Good riders can expect to make around $25+ an hour; the best make a lot more.
Applicants must be fit, courteous and willing to ask people for rides. Applicants must have a working cell phone to communicate any problems to management. We are looking for people who know how to change gears on a bike without crunching them. We prefer people with a grasp of how the traffic works on the road. We are looking for people who can smoothly transition across 3 lanes of traffic while holding a polite conversation and shifting the derailleur, without busting up the tuning. Drivers need to make the passengers feel safe and comfortable. We are looking for responsible and intelligent individuals who like to be free spirits. If you feel this is you, come and join us.
In theory, pedicabbing is all upside. For the passengers, it’s transportainment; a fun way to see the city, and also a practical way to get from here to there. For the driver, it keeps you in shape while it keeps you in food and rent. You get to work outdoors and you can be your own boss. You spend the day meeting new people, and a discouraging hour brings the consolation of the pedicab fraternity, whose healthy camaraderie salves the flagging spirits of its members.
In practice, pedicabbing is the most frustrating, exhilarating, depressing, uplifting, soul-crushing, maddening job you’ll ever have. It’s never boring; in a typical day giving rides, you’ll careen through a ride of your own on an emotional roller-coaster, veering from cool confidence, to grim determination, to abject hopelessness, to grateful relief, to manic jubilation and back again. By turns the work reaffirms your faith in humanity and reduces you to a steely-eyed misanthrope.

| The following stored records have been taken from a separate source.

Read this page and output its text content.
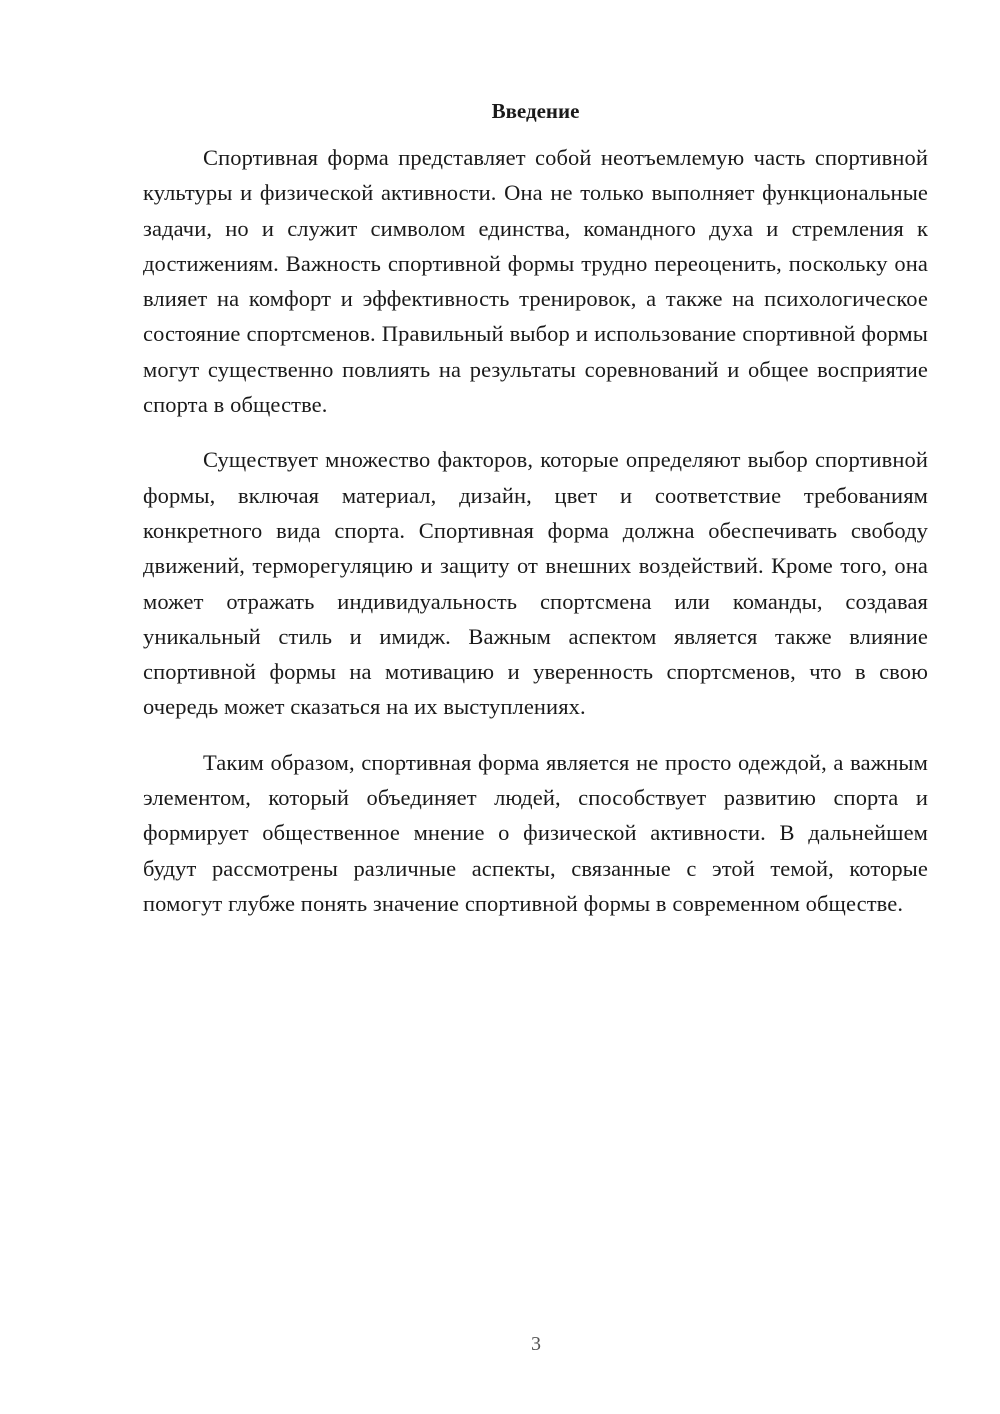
Введение

Спортивная форма представляет собой неотъемлемую часть спортивной культуры и физической активности. Она не только выполняет функциональные задачи, но и служит символом единства, командного духа и стремления к достижениям. Важность спортивной формы трудно переоценить, поскольку она влияет на комфорт и эффективность тренировок, а также на психологическое состояние спортсменов. Правильный выбор и использование спортивной формы могут существенно повлиять на результаты соревнований и общее восприятие спорта в обществе.

Существует множество факторов, которые определяют выбор спортивной формы, включая материал, дизайн, цвет и соответствие требованиям конкретного вида спорта. Спортивная форма должна обеспечивать свободу движений, терморегуляцию и защиту от внешних воздействий. Кроме того, она может отражать индивидуальность спортсмена или команды, создавая уникальный стиль и имидж. Важным аспектом является также влияние спортивной формы на мотивацию и уверенность спортсменов, что в свою очередь может сказаться на их выступлениях.

Таким образом, спортивная форма является не просто одеждой, а важным элементом, который объединяет людей, способствует развитию спорта и формирует общественное мнение о физической активности. В дальнейшем будут рассмотрены различные аспекты, связанные с этой темой, которые помогут глубже понять значение спортивной формы в современном обществе.

3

It’s hard to describe the realities of the pedicabbing life to the uninitiated. A bike messenger knows what it is to zoom through the canyons of mid-town, jousting with traffic and pedalling their heart out; but pedicabbers do it on a 200-pound trike with a smile on their face. A taxi driver knows the loneliness of a long shift spent cruising the streets for fares; but his pick ups are effortless and frequent, while a pedicabber must wheedle and cajole their sparse customers in a never-ending series of street hassles.

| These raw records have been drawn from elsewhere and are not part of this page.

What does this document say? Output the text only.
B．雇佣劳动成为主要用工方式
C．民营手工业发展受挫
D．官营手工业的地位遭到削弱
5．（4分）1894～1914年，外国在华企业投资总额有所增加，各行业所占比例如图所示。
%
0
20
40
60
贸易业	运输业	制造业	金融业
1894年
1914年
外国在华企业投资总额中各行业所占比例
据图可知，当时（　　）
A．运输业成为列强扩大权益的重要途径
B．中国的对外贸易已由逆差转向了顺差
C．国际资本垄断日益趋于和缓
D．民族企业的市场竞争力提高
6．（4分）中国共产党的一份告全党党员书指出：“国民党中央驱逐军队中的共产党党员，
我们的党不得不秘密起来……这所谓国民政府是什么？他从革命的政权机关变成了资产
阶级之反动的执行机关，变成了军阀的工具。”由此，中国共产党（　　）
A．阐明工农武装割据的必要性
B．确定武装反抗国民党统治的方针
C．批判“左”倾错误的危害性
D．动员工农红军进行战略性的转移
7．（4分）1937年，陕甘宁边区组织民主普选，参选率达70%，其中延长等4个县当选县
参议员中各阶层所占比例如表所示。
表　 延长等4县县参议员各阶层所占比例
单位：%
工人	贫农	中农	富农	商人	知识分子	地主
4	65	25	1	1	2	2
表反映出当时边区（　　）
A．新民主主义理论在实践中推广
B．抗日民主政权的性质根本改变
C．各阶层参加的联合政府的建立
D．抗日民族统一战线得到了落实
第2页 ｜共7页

The people who know best what it is to pedicab are probably telemarketers. Anyone who works in an industry where 9/10ths of one’s sales attempts are met with rejection, if not outright hostility, knows the score. Passengers often assume that the hardest part of the job is the physical rigour, but that’s the least of a pedicabbers concerns. Sure, you may spend the first couple of weeks icing your knees, but the body quickly adjusts to its new demands. The occasional runner’s high and the bone-deep weariness after a hard day at physical labour are two of the job’s rewards.
No, the hardest part of the job is repeatedly summoning the effort to persuade pedestrians to “hop on!”